Il y a six mois, la mère d’Anastasia est morte. Elle avait alors été frappée par l’indifférence de Jénia. Il n’était pas venu aux funérailles, ne l’avait pas aidée à organiser quoi que ce soit. D’un ton sec et distant, il lui avait lancé :
— Vends quelque chose. Tu sais que j’ai un crédit, les travaux à payer. Peut-être que la famille peut te prêter de l’argent. Et quand on vendra la maison, tu me rembourseras. — Il avait dit « tu me rembourseras », comme s’il n’avait aucun lien avec elle.
Ces mots l’avaient profondément blessée. Puis Anastasia s’était trouvée des excuses : il s’était trompé, n’avait pas choisi ses mots. Jénia n’était pas un grand bavard, et elle aimait cette réserve chez lui. « Il garde tout pour lui, » se vantait-elle auprès de ses amies, « il ne trahirait jamais. Pour tromper, il faut savoir convaincre, c’est pas donné à tout le monde. » Ses amies riaient. Lilia riait aussi, sans savoir où tout cela allait mener.
Ne sachant que faire, Anastasia fit signe à un taxi qui passait. La voiture s’arrêta, elle monta discrètement, comme si on la suivait. Elle tapa sur l’épaule du chauffeur :
— Plus vite, s’il vous plaît.
À peine la voiture avait-elle démarré que son téléphone s’alluma : c’était Jénia qui appelait.
— Tu es où ? Je suis tout seul comme un idiot, tout le monde me demande de toi. Tu devais déjà être là, il t’est arrivé quelque chose ?
Anastasia éteignit son téléphone et le jeta par la fenêtre. Puis elle éclata en sanglots, comme une enfant privée de son jouet préféré. Elle pleura longtemps, amèrement, avec des sanglots déchirants.
La voiture roulait toujours. Peu à peu, Anastasia reprenait ses esprits et réalisa qu’elle n’avait jamais donné l’adresse au chauffeur.
— Où allons-nous ? demanda-t-elle prudemment.
— Chez toi, répondit le chauffeur.
Mais elle vit que la voiture roulait sur une route de campagne.
— Où chez moi ?
— Tu veux que je te donne l’adresse ? lança le chauffeur avec arrogance.

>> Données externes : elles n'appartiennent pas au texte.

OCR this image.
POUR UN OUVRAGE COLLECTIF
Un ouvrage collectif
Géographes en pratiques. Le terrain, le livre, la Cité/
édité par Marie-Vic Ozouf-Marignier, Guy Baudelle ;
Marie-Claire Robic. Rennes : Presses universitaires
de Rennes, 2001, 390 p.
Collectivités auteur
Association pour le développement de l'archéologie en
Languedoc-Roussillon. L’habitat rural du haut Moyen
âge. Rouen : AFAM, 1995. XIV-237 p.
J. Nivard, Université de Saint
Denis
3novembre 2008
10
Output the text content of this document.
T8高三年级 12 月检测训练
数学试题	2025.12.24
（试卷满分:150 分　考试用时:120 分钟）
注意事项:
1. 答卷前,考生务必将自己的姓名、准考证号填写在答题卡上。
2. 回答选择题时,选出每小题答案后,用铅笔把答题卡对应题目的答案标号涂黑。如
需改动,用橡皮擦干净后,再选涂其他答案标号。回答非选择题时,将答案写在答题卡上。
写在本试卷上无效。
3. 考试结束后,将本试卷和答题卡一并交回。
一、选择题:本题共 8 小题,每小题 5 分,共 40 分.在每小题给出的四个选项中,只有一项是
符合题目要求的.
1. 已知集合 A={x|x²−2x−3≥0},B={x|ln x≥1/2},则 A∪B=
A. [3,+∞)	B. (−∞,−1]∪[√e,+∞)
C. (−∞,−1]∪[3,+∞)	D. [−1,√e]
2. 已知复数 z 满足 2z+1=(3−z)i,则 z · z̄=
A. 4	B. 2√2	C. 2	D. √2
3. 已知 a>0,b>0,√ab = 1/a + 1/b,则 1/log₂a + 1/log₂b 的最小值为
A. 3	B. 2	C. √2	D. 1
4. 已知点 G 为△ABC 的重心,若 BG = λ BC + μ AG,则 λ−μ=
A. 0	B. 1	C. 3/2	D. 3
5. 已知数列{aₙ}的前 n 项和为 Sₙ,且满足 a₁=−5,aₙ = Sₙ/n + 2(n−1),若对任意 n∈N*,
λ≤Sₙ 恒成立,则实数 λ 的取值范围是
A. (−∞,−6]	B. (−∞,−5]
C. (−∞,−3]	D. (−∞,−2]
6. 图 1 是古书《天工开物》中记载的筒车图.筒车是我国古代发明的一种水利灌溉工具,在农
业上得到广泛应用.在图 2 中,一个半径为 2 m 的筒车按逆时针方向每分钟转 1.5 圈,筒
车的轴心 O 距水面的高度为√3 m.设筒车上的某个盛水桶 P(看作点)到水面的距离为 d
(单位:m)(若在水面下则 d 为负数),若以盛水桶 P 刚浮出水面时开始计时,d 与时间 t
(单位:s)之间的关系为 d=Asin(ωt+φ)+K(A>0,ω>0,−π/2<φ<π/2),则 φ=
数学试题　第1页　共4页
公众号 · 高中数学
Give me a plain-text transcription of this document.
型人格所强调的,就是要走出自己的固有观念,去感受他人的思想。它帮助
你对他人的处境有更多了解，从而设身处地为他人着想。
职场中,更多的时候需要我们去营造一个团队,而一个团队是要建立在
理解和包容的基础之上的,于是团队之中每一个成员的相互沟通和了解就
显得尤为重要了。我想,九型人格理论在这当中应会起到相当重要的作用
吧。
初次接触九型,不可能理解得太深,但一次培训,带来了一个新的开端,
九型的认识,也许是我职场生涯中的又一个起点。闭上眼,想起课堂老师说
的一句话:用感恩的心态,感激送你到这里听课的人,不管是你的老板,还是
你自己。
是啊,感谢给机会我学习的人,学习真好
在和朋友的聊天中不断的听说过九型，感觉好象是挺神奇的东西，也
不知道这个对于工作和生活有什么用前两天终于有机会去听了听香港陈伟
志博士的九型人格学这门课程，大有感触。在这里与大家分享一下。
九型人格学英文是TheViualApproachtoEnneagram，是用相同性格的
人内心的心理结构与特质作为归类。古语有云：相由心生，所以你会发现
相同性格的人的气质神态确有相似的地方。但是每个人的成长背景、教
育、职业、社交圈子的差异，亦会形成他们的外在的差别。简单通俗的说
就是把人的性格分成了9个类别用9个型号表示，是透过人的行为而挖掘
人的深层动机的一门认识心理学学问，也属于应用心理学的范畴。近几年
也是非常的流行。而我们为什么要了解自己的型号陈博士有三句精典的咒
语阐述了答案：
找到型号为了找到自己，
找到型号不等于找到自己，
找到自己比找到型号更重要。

— Arrêtez la voiture tout de suite ! cria-t-elle.
— Au milieu des champs ? ricana-t-il, — qu’est-ce que tu vas faire ici ?
— Je vais appeler la police ! lança-t-elle, mais se souvint qu’elle avait jeté son téléphone et ne pouvait plus appeler. Elle se rendit compte qu’elle avait tout raconté à un inconnu, et qu’il savait qu’elle n’avait personne pour venir la chercher. Il allait la laisser là, dans la forêt, et personne ne s’en soucierait.
Elle essaya d’ouvrir la porte pour sauter en marche, mais dans le noir, ses mains tremblantes ne trouvèrent pas la poignée. Elle baissa les bras et pleura à nouveau, silencieuse et résignée. Que tout soit comme ça. Que ce fou la tue maintenant, qu’elle ne souffre plus ni de trahison, ni de douleur. C’était son destin, apparemment.
La voiture freina brusquement. Le chauffeur s’approcha de la portière :
— Descends.
— Non, répondit Anastasia, soudain animée d’un désir de vivre. Elle décida de ne pas se laisser faire, de se battre.
— Ne fais pas l’idiote, Nastia, dit calmement le chauffeur. On est arrivés.
Anastasia leva les yeux et, pour la première fois, regarda l’homme à côté d’elle.
— Sergueï ? murmura-t-elle.
— Tu pensais qui ? répondit-il en souriant.
Anastasia regardait son camarade de classe comme si elle le voyait pour la première fois. Des bribes de souvenirs lui revinrent : après le lycée, il était parti quelque part, avait apparemment fait carrière.
— Tu es chauffeur de taxi ? demanda-t-elle, incrédule.
Sergueï rit de son rire familier et chaleureux :
— Quel taxi ?
— Pourquoi tu m’as conduite alors ?
— Tu faisais de grands gestes, j’ai cru que tu allais te jeter sous les roues.
— Moi… commença Anastasia pour s’expliquer.
— Je sais tout, la coupa-t-il en l’enlaçant, — c’était un trajet utile. Tu n’as jamais été aussi sincère.
Anastasia rit, soulagée, apaisée. Elle se tenait devant sa porte.
— Je suis venu pour toi, dit-il en jouant avec ses petits doigts, — comme quoi, c’est mieux que tu ne sois pas mariée.